Georgia ensures state universities aren’t for sale to foreign governments

Credit: Photo Illustration: Philip Robibero / AJC | Source: Getty, Plexels
American universities have a foreign-funding problem.
A Network Contagion Research Institute study two years ago found that more than 200 universities accepted a total of $13 billion in reported contributions from foreign governments over the five-year span from 2014 to 2019.
On top of that, universities accepted another $4.7 billion in unreported donations — flagrantly violating federal law, which requires universities to disclose any foreign gift valued at $250,000 or more.
Earlier this spring, for example, the U.S. Department of Education launched an investigation into the University of California, Berkeley, for failing to disclose hundreds of millions of dollars in overseas funds, including $220 million from Chinese entities to build a joint institute in Shenzhen.
When a department or research center is backed by a hostile regime, course offerings and guest speakers often skew toward its preferred narrative, nudging students into a filtered worldview.
The study cited above found that universities receiving money from Middle Eastern donors recorded three times as many antisemitic incidents as those that did not. Campaigns to silence academics were also more prevalent at institutions that accepted foreign cash.
How Georgia’s new law against foreign influence works
Foreign influence also gives adversaries dangerous access to university research and intellectual property.

The exposure extends further to American national security writ large — American universities are deeply connected with defense, biotech, AI, semiconductors and other sensitive industries.
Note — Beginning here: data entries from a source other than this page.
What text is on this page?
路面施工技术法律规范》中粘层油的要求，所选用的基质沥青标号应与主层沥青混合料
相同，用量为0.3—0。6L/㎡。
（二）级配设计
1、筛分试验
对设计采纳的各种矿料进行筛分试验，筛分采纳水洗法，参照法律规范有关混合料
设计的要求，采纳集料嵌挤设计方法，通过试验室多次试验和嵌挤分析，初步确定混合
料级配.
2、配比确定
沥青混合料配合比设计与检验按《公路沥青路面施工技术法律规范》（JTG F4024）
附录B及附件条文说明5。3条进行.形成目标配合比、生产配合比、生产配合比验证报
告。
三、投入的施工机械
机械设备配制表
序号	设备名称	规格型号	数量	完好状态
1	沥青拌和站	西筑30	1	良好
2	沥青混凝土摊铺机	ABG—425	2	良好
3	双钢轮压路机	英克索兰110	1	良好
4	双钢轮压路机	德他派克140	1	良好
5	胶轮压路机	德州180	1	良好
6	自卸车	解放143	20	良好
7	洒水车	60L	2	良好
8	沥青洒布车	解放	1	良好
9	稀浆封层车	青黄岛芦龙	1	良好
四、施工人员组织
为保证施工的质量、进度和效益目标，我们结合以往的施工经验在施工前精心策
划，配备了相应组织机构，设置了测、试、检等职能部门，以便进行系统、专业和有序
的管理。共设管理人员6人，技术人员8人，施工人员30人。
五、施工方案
Georgia is helping stop this destructive trend. In May, Gov. Brian Kemp signed a bill into law (House Bill 150) ordering the University System of Georgia to file public reports twice a year listing every gift, grant or investment over $1,000 that comes from any government, company or individual tied to a federally designated foreign adversary.
The law targets hostile regimes as identified by the U.S. Secretary of Commerce, including China, Iran and North Korea. It does not affect law-abiding foreign students who are studying in our state.
The law gives Georgia’s legislative and executive branch leaders greater ability to identify and expose nefarious funding and is a smart way for state legislatures to plug recognized holes in federal reporting rules.
While additional help may come from Washington — U.S. Sen. Ted Cruz, R-Texas, has proposed a 300% excise tax on any foreign-adversary funds a university fails to report — states should step up to expose foreign influence.
Universities should not be centers of propaganda or indoctrination
Governors and state legislators are closer, both politically and personally, to universities through appropriations, alumni ties, private donations and board appointments. That proximity makes them uniquely positioned to uncover any funding that seeks to undermine the American way of life.
Our colleges must be places of learning, not centers of propaganda or indoctrination.
We are grateful to Gov. Kemp for signing this bill and to state Sen. Clint Dixon, R-Gwinnett (District 45) and state Rep. Tim Fleming, R-Covington (District 114), for steering it to passage.
Georgia has sent a clear message to hostile foreign regimes: Our universities and their students are not for sale.
Joe Gebbia Sr. is founder and CEO of State Shield, a nonpartisan organization that helps state and local leaders counter hostile foreign influence threatening America’s security, supply chains and core values. Before starting State Shield, Gebbia served two terms on the inaugural City Council of Brookhaven in northern DeKalb County.